In the South Caucasus, we analysed dietary proteins within the dental calculus proteomes of nine individuals dating from the Neolithic to Greco-Roman periods and identified milk proteins in half of the analysed individuals (Fig. 1c and Supplementary Data 3). No milk proteins were detected in the earliest individual, MTT001, dated to 5879–5562 bc from the Neolithic site of Mentesh Tepe associated with the Shomutepe–Shulaveri Culture. However, milk proteins were detected from the fourth millennium bc onwards in individuals dating to the Chalcolithic at Alkhantepe (n = 1), the Middle Bronze Age at Qızqala (n = 2), the Iron Age at Göytepe (n = 1) and the Greco-Roman period at Qabala (n = 1). Unlike in the North Caucasus, we did not observe an early focus on sheep dairying; rather, the earliest detected milk protein, identified in individual ALX002 dating to 3776–3651 bc, was assigned to cattle (Bovinae). Overall, we identified cattle (Bovinae), goat (Capra) and sheep (Ovis) milk protein in the South Caucasus but no horse (Equus) milk in any period there (Fig. 3).

Oka–Volga–Don region

In the Oka–Volga–Don region, we analysed dietary proteins within the dental calculus proteomes of seven individuals dating from the Eneolithic through the Middle Bronze Age (Fig. 1c and Supplementary Data 3). Despite excellent protein recovery, no milk proteins were detected in an individual from the Neolithic–Bronze Age site of Ksizovo 6, dating to 5837–5670 bc, nor from individuals associated with the Sredny Stog culture (n = 2) at the Eneolithic–Bronze Age site of Vasilevsky Kordon 27, dating to ca. 3600–3100 bc. Milk proteins were also absent from individual RAV002, dating to 35143356 bc, and from two Middle Bronze Age individuals from the Shagara cemetery, dating to 2572–1893 bc.
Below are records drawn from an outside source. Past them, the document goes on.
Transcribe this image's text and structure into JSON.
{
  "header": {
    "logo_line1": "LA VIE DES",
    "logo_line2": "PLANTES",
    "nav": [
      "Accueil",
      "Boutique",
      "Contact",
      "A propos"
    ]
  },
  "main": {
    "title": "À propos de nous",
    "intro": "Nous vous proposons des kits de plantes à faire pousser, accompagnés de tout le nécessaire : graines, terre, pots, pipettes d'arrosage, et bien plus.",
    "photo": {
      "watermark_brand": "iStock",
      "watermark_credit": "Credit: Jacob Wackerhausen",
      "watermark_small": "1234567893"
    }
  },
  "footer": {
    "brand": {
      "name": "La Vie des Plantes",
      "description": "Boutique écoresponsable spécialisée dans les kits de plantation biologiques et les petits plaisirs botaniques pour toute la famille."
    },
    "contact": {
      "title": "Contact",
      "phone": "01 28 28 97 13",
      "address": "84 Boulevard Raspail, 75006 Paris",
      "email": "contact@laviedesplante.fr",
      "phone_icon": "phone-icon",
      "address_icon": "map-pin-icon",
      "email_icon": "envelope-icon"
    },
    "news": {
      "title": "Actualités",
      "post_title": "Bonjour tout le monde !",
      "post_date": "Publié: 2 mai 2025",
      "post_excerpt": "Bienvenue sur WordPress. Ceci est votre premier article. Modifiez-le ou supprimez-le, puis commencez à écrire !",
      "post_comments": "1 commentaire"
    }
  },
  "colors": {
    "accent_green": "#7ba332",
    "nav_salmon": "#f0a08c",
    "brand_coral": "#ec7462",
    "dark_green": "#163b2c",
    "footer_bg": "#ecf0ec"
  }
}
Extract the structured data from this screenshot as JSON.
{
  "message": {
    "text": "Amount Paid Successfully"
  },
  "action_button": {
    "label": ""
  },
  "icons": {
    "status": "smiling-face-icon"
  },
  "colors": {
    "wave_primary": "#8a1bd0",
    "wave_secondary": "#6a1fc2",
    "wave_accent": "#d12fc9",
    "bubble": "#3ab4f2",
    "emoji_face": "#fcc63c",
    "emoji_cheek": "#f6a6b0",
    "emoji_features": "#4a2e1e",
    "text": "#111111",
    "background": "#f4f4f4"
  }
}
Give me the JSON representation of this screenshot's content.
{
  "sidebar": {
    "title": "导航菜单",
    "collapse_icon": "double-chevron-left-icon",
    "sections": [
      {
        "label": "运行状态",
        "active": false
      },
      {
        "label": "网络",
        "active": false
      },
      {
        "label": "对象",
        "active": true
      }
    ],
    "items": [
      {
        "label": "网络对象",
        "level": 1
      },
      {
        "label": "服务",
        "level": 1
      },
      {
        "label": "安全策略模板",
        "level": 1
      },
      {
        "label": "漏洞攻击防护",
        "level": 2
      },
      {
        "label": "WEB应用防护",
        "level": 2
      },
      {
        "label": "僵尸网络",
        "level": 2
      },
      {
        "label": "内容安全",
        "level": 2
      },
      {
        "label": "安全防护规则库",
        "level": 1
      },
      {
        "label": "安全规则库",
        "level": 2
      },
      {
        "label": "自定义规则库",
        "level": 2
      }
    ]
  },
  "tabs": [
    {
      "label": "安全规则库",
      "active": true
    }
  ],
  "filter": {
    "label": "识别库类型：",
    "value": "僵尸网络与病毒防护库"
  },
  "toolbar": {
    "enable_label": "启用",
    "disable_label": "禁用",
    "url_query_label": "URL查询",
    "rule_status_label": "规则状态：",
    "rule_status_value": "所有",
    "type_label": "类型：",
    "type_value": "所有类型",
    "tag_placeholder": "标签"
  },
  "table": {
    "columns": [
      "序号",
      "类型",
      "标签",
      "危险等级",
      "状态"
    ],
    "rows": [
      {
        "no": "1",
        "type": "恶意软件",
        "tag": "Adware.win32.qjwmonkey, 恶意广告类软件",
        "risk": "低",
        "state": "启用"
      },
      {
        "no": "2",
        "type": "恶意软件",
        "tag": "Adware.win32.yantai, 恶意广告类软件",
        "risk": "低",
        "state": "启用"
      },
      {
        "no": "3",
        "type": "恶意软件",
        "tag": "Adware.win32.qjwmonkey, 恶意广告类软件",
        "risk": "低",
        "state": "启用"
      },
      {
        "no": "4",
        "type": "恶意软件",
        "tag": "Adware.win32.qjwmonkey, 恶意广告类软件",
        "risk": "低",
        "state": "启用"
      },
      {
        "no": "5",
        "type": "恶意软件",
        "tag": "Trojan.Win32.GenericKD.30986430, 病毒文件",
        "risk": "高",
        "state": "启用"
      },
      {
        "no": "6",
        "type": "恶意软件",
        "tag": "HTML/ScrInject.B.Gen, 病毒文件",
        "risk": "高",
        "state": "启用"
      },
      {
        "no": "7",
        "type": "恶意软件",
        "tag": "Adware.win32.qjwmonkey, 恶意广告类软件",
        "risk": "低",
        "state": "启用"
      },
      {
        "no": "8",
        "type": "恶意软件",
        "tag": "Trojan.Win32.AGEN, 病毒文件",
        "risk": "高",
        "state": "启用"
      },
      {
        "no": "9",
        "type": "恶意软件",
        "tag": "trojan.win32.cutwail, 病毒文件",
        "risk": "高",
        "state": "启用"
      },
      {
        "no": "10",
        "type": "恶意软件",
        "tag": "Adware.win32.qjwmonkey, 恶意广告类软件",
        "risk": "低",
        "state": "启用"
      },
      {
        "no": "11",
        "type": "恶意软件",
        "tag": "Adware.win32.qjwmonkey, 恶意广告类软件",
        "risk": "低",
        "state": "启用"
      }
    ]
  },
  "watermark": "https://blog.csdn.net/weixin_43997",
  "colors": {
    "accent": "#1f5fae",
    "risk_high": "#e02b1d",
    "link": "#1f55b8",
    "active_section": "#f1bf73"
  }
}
Only an individual at the site of Rovenka tested positive for milk proteins. This individual, RVK001, was associated with a late Catacomb culture site, dating to 2339–2148 bc, and was positive for sheep (Ovis), goat (Capra) and cattle (Bovinae) milk proteins (Fig. 1c).

East Urals region

We analysed two individuals from the East Urals region at the site of Neplyuyevka associated with the Late Bronze Age Srubnaya–Alakul cultural variant and dating to ca. 1900–1600 bc (Fig. 1c). We detected milk proteins for both individuals, identifying sheep (Ovis) and cattle (Bovinae) peptide sequences for NEP008 and non-specific bovid peptide sequences indicating either sheep or cattle for NEP013 (Supplementary Data 3).

Discussion

Eneolithic populations practiced dairy pastoralism

Our results provide robust evidence that sheep dairying was practiced among fifth millennium bc Eneolithic groups in the North Caucasus piedmont and steppe zones. This finding resolves long-standing questions about the antiquity of dairying in the North Caucasus47, as well as the species focus of early dairy herds, and it contributes to a growing body of evidence that dairying was likely introduced with domesticated livestock into the North Caucasus from the south. Recent palaeogenomic studies identified a genetic cline connecting Neolithic populations in eastern Anatolia and the South Caucasus that likely formed as early as 6500 bc32, and continued population interaction into the Chalcolithic and Early Bronze Age periods (5500–3000 bc) suggests that these regions maintained close contact, with animal husbandry focused on pigs and ruminants also spreading via this corridor61,62. Early agropastoralists living in the northern Caucasus foothills associated with the Darkveti–Meshoko Eneolithic culture (ca. 4500–4000 bc) have a clear genetic connection to populations south of the Caucasus exhibiting Anatolian ancestry33, suggesting a trans-Caucasian population expansion.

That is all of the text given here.